Let's visualize the model for better understanding the layer structure and the depth of this model. We can extend it with additional layers or use as-is

In [None]:
learner.print_layers()


Let's add some layers to our model:

In [None]:
from tensorflow.keras.layers import Dense, GaussianDropout, GRU

def get_model():
    model = text.text_classifier('fasttext', (x_train, y_train), 
                             preproc=preproc)
    model.add(GaussianDropout(0.2))
    model.add(Dense(3, activation='sigmoid'))
    model.compile(loss='binary_crossentropy', optimizer='adam', metrics=['accuracy'])
    return model
model = get_model()
learner = ktrain.get_learner(model, train_data=(x_train, y_train), val_data=(x_test, y_test))

This is our new model

In [None]:
learner.print_layers()

Now let's find the optimal learning rate for this model using ktrain's lr_find() function

In [None]:
learner.lr_find()
learner.lr_plot()

Train the model using the optimal learning rate ( adjust argument as needed accorfing to the graph)

In [None]:
learner.freeze(6)

In [None]:
learner.autofit(0.04)

It's time for some fun!

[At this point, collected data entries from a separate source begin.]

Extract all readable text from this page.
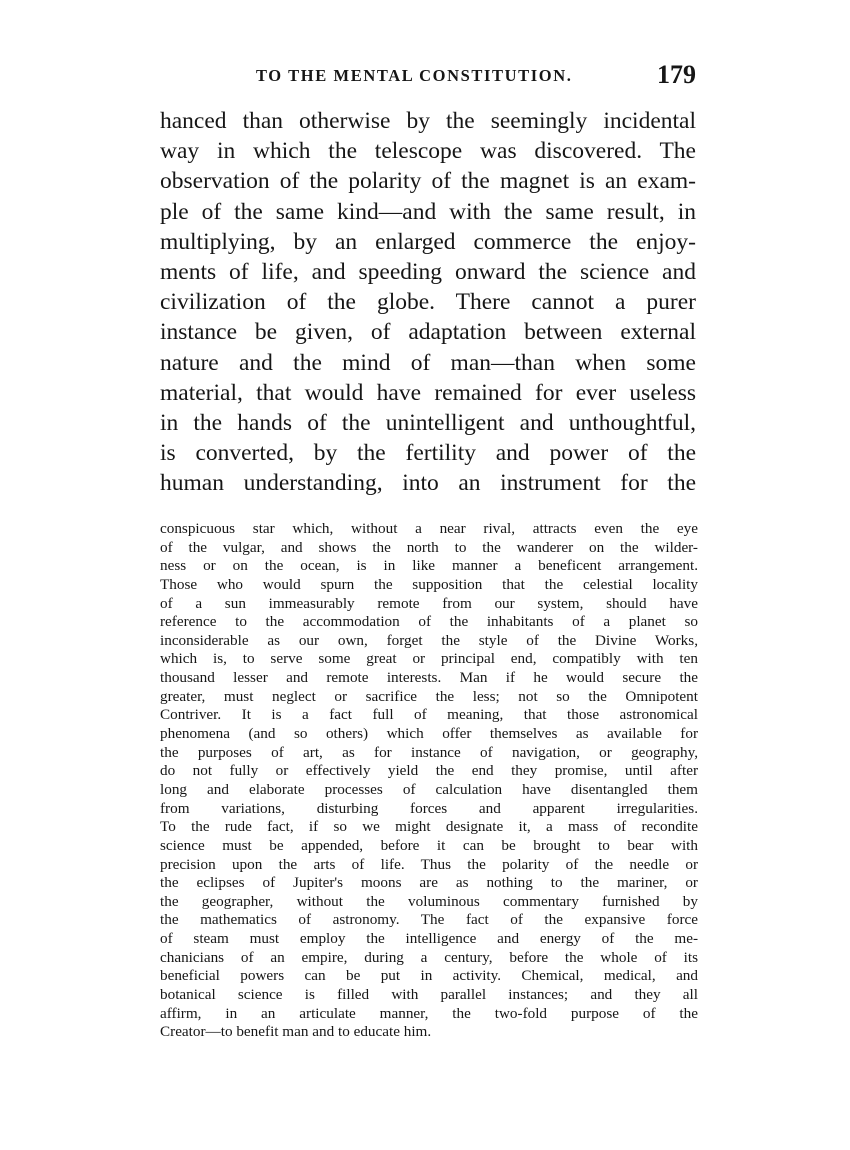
TO THE MENTAL CONSTITUTION.	179
hanced than otherwise by the seemingly incidental
way in which the telescope was discovered. The
observation of the polarity of the magnet is an exam-
ple of the same kind—and with the same result, in
multiplying, by an enlarged commerce the enjoy-
ments of life, and speeding onward the science and
civilization of the globe. There cannot a purer
instance be given, of adaptation between external
nature and the mind of man—than when some
material, that would have remained for ever useless
in the hands of the unintelligent and unthoughtful,
is converted, by the fertility and power of the
human understanding, into an instrument for the
conspicuous star which, without a near rival, attracts even the eye
of the vulgar, and shows the north to the wanderer on the wilder-
ness or on the ocean, is in like manner a beneficent arrangement.
Those who would spurn the supposition that the celestial locality
of a sun immeasurably remote from our system, should have
reference to the accommodation of the inhabitants of a planet so
inconsiderable as our own, forget the style of the Divine Works,
which is, to serve some great or principal end, compatibly with ten
thousand lesser and remote interests. Man if he would secure the
greater, must neglect or sacrifice the less; not so the Omnipotent
Contriver. It is a fact full of meaning, that those astronomical
phenomena (and so others) which offer themselves as available for
the purposes of art, as for instance of navigation, or geography,
do not fully or effectively yield the end they promise, until after
long and elaborate processes of calculation have disentangled them
from variations, disturbing forces and apparent irregularities.
To the rude fact, if so we might designate it, a mass of recondite
science must be appended, before it can be brought to bear with
precision upon the arts of life. Thus the polarity of the needle or
the eclipses of Jupiter's moons are as nothing to the mariner, or
the geographer, without the voluminous commentary furnished by
the mathematics of astronomy. The fact of the expansive force
of steam must employ the intelligence and energy of the me-
chanicians of an empire, during a century, before the whole of its
beneficial powers can be put in activity. Chemical, medical, and
botanical science is filled with parallel instances; and they all
affirm, in an articulate manner, the two-fold purpose of the
Creator—to benefit man and to educate him.
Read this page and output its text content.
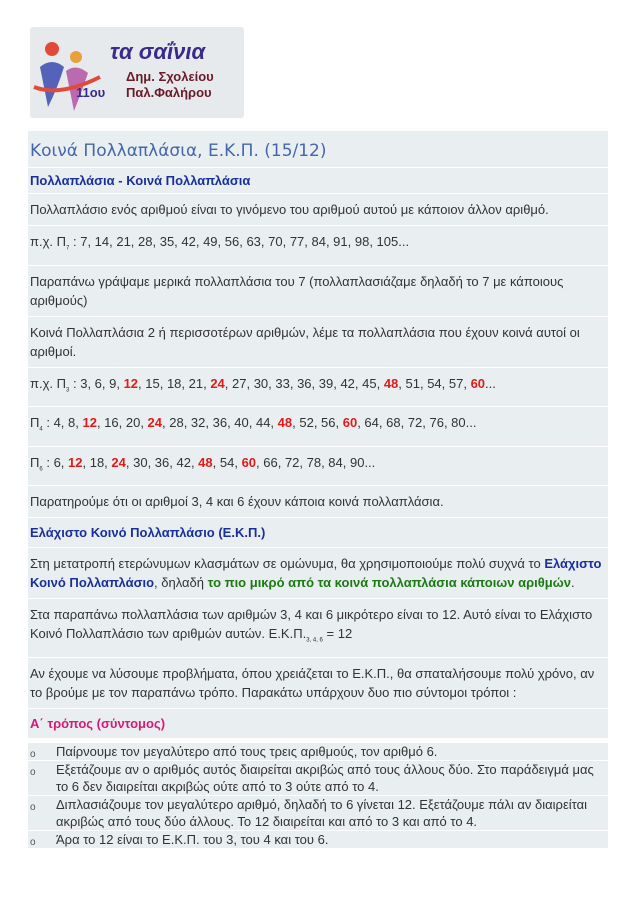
τα σαΐνια
Δημ. Σχολείου
11ου Παλ.Φαλήρου
Κοινά Πολλαπλάσια, Ε.Κ.Π. (15/12)
Πολλαπλάσια - Κοινά Πολλαπλάσια
Πολλαπλάσιο ενός αριθμού είναι το γινόμενο του αριθμού αυτού με κάποιον άλλον αριθμό.
π.χ. $\Pi_7$ : 7, 14, 21, 28, 35, 42, 49, 56, 63, 70, 77, 84, 91, 98, 105...
Παραπάνω γράψαμε μερικά πολλαπλάσια του 7 (πολλαπλασιάζαμε δηλαδή το 7 με κάποιους αριθμούς)
Κοινά Πολλαπλάσια 2 ή περισσοτέρων αριθμών, λέμε τα πολλαπλάσια που έχουν κοινά αυτοί οι αριθμοί.
π.χ. $\Pi_3$ : 3, 6, 9, 12, 15, 18, 21, 24, 27, 30, 33, 36, 39, 42, 45, 48, 51, 54, 57, 60...
$\Pi_4$ : 4, 8, 12, 16, 20, 24, 28, 32, 36, 40, 44, 48, 52, 56, 60, 64, 68, 72, 76, 80...
$\Pi_6$ : 6, 12, 18, 24, 30, 36, 42, 48, 54, 60, 66, 72, 78, 84, 90...
Παρατηρούμε ότι οι αριθμοί 3, 4 και 6 έχουν κάποια κοινά πολλαπλάσια.
Ελάχιστο Κοινό Πολλαπλάσιο (Ε.Κ.Π.)
Στη μετατροπή ετερώνυμων κλασμάτων σε ομώνυμα, θα χρησιμοποιούμε πολύ συχνά το Ελάχιστο Κοινό Πολλαπλάσιο, δηλαδή το πιο μικρό από τα κοινά πολλαπλάσια κάποιων αριθμών.
Στα παραπάνω πολλαπλάσια των αριθμών 3, 4 και 6 μικρότερο είναι το 12. Αυτό είναι το Ελάχιστο Κοινό Πολλαπλάσιο των αριθμών αυτών. $E.K.\Pi._{3, 4, 6} = 12$
Αν έχουμε να λύσουμε προβλήματα, όπου χρειάζεται το Ε.Κ.Π., θα σπαταλήσουμε πολύ χρόνο, αν το βρούμε με τον παραπάνω τρόπο. Παρακάτω υπάρχουν δυο πιο σύντομοι τρόποι :
Α΄ τρόπος (σύντομος)
o Παίρνουμε τον μεγαλύτερο από τους τρεις αριθμούς, τον αριθμό 6.
o Εξετάζουμε αν ο αριθμός αυτός διαιρείται ακριβώς από τους άλλους δύο. Στο παράδειγμά μας το 6 δεν διαιρείται ακριβώς ούτε από το 3 ούτε από το 4.
o Διπλασιάζουμε τον μεγαλύτερο αριθμό, δηλαδή το 6 γίνεται 12. Εξετάζουμε πάλι αν διαιρείται ακριβώς από τους δύο άλλους. Το 12 διαιρείται και από το 3 και από το 4.
o Άρα το 12 είναι το Ε.Κ.Π. του 3, του 4 και του 6.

First, save the model and get a predictor instance that uses our pre-trained model

In [None]:
predictor = ktrain.get_predictor(learner.model, preproc)
predictor.save('detector_model_fasttext_my')
print('MODEL SAVED')

Let's see if it can catch an SQLi or XSS payload

In [None]:
import pickle
from tensorflow.keras.models import load_model
# loading preprocess and model file
features = pickle.load(open('detector_model_fasttext_my/tf_model.preproc',
                            'rb'))
new_model = load_model('detector_model_fasttext_my/tf_model.h5')
labels = ['benign', 'sqli', 'xss']

In [None]:
text = '<applet onkeydown="alert(1)" contenteditable>test</applet>'
preproc_text = features.preprocess([text])
result = new_model.predict(preproc_text)
print(result)
label = labels[result[0].argmax(axis=0)]
score = ('{:.2f}'.format(round(np.max(result[0]), 2)*100))
print('LABEL :', label, 'SCORE :', score)